San Antonio Mayor Ron Nirenberg joined more than a dozen religious leaders Friday in signing a proclamation reaffirming the Interfaith San Antonio Alliance’s mission to improve the availability of affordable housing to combat homelessness and housing displacement.
“My invitation to the faith community is to get back to our roots,” said Imam Omar Shakir of the Masjid Bilal Ibn Rabah of San Antonio. “Let us leave our comfortable houses of worship and get out into the society and make a difference among the people.”
The ISAA is the largest, most diverse coalition of its kind in San Antonio history with more than 35 congregations represented, said Rabbi Samuel Stahl of Temple Beth-El, and the nonprofit’s membership decided to tackle affordable housing after years of preliminary organizing.
Since the ISAA’s public launch last year, it has grown its membership and fine-tuned its focus on affordable housing, Stahl said. The proclamation event was held to renew awareness of the alliance and its mission.
“There are people that live in this city that are completely unaware of life in low-income neighborhoods and [on the streets],” he told the Rivard Report. “We hope to goad, [and be a] gadfly, to prompt people to action.”
Membership leaders are expected to raise the issue of affordable housing and homelessness to their congregations on a regular basis and establish volunteer opportunities or projects to help.
Independent of the alliance, City Council established San Antonio’s first-ever comprehensive affordable housing strategy in 2018 and started allocating more toward affordable housing production, housing rehabilitation, and displacement mitigation.
A new City pilot program is looking into partnering with area churches that have underutilized property on which affordable housing could be built. The City’s Faith-Based Initiative estimated that churches own more than 3,000 acres of underutilized real estate.
“It is money well spent,” Nirenberg said. “I am glad to be [the alliance’s] partner in the quest for affordable housing.”

San Antonio is one of four cities – also including Indianapolis, Minneapolis, and Miami – that are working on similar alliances inspired by New York University’s Religious Leadership and Civic Engagement Project. Co-director of the project Rabbi Steve Gutow, who attended the proclamation signing, said the hope is that these cities produce organizations that last for decades and continue to rally around social ills.
“I hope they lead very strong statements that say … this is not acceptable,” Gutow said. “There’s always going to be poor people, but you’ve always got to work on it.”
ISAA considered tackling prison recidivism and human trafficking, he said, so those issues may be ones the alliance unites around next.

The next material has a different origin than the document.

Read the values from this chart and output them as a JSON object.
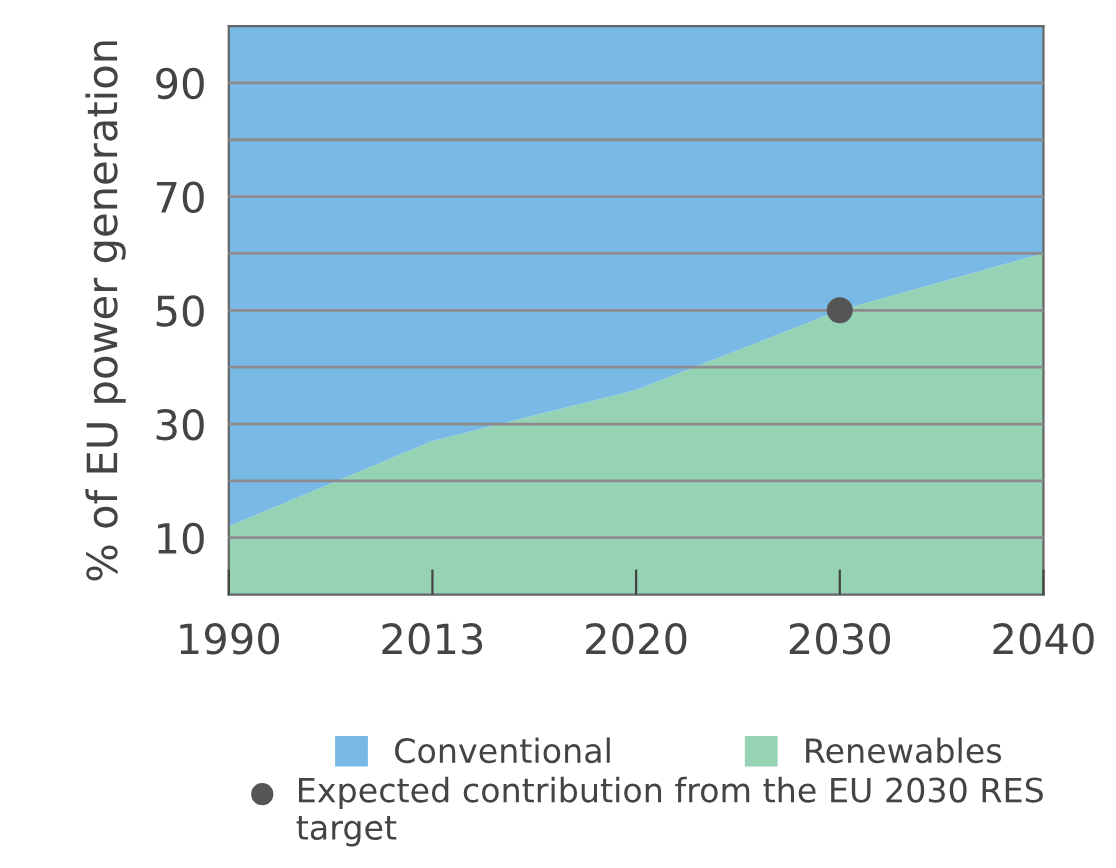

Rev. Anne Helmke, the city’s first faith-based liaison, said that interfaith leaders have a long history of taking on difficult issues. They rejected racially segregated dining facilities in the 1960s. Helmke co-founded the peaceCENTER that took aim at increased gang violence in the city in the 1990s.
“How people [in the faith community] partner together now is different than it was 25 years ago in San Antonio,” Helmke said. “[There was] a competition in terms of funding. There’s still some.”
Helmke expects that the alliance will be more than just an awareness effort once member congregations find specific projects to work on.
“I foresee that this will converge … with the action that is happening in terms of affordable housing,” she said. “There are enough of us, if we can say it out loud, to [branch off] and do meaningful work.”